Tu aurais aimé disputer une finale de Libertadores contre River ? Seulement si j’étais sûr de gagner. Il n’y a rien de pire que de perdre un Superclásico. J’ai joué un quart et une demie contre River, et c’est quelque chose de très usant, physiquement et psychologiquement. La première fois, je venais juste d’intégrer le groupe pro, donc je l’ai vécu avec une relative tranquillité, mais la deuxième fois, ça a été plus difficile à gérer. Je savais que ce serait mon dernier Superclásico avec Boca, parce que j’allais partir un mois plus tard. J’ai ressenti beaucoup d’angoisse, la charge émotionnelle était énorme. Un Boca-River, c’est quelque chose de titanesque. Pour le vivre au mieux, il faut des leaders à tes cotés.
On a l’impression que c’est un match où le mental est plus important que le talent. Tout compte, l’aspect technique, la condition physique, le caractère. Il faut être le plus complet possible dans ces facettes-là pour que les jambes répondent bien. Parce qu’on ne gagne pas un tel match avec le cœur, ou les tripes. C’est la technique, la manière dont est traité le ballon, qui finit par incliner la balance d’un coté ou de l’autre.

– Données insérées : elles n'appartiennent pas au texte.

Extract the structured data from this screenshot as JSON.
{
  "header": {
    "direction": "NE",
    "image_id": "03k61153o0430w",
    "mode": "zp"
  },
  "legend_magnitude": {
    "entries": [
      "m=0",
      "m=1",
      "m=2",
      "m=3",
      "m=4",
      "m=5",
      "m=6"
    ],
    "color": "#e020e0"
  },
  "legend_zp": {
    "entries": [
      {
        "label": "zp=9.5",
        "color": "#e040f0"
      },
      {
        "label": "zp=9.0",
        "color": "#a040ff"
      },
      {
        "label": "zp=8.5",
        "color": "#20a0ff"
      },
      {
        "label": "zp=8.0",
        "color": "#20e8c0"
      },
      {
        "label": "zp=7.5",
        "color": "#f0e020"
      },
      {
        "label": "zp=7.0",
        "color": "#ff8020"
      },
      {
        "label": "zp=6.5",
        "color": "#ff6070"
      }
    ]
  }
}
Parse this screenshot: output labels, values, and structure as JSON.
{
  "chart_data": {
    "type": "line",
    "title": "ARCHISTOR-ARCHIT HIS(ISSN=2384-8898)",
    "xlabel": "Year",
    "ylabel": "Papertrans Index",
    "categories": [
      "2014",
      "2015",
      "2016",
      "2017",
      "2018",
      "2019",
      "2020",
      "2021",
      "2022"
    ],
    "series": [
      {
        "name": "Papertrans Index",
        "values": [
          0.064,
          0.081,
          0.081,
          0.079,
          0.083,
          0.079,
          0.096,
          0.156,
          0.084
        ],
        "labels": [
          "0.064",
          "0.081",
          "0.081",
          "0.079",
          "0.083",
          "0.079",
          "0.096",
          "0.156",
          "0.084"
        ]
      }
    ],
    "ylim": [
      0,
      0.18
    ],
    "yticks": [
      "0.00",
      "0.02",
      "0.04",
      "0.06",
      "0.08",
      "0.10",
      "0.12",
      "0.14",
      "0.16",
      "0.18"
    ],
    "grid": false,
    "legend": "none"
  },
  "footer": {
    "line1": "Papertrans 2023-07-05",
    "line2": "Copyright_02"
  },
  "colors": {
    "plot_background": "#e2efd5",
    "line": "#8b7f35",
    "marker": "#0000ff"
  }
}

À quel match vous attendez-vous ce week-end ?
Le round d’observation est passé, donc je pense qu’on va voir un très beau match. Les deux équipes vont peut-être vouloir emballer le match, chose qui ne conviendrait à aucune des deux. Quoi qu’il arrive, il y a beaucoup à gagner, mais aussi beaucoup à perdre. C’est une finale unique, différente. On va se régaler.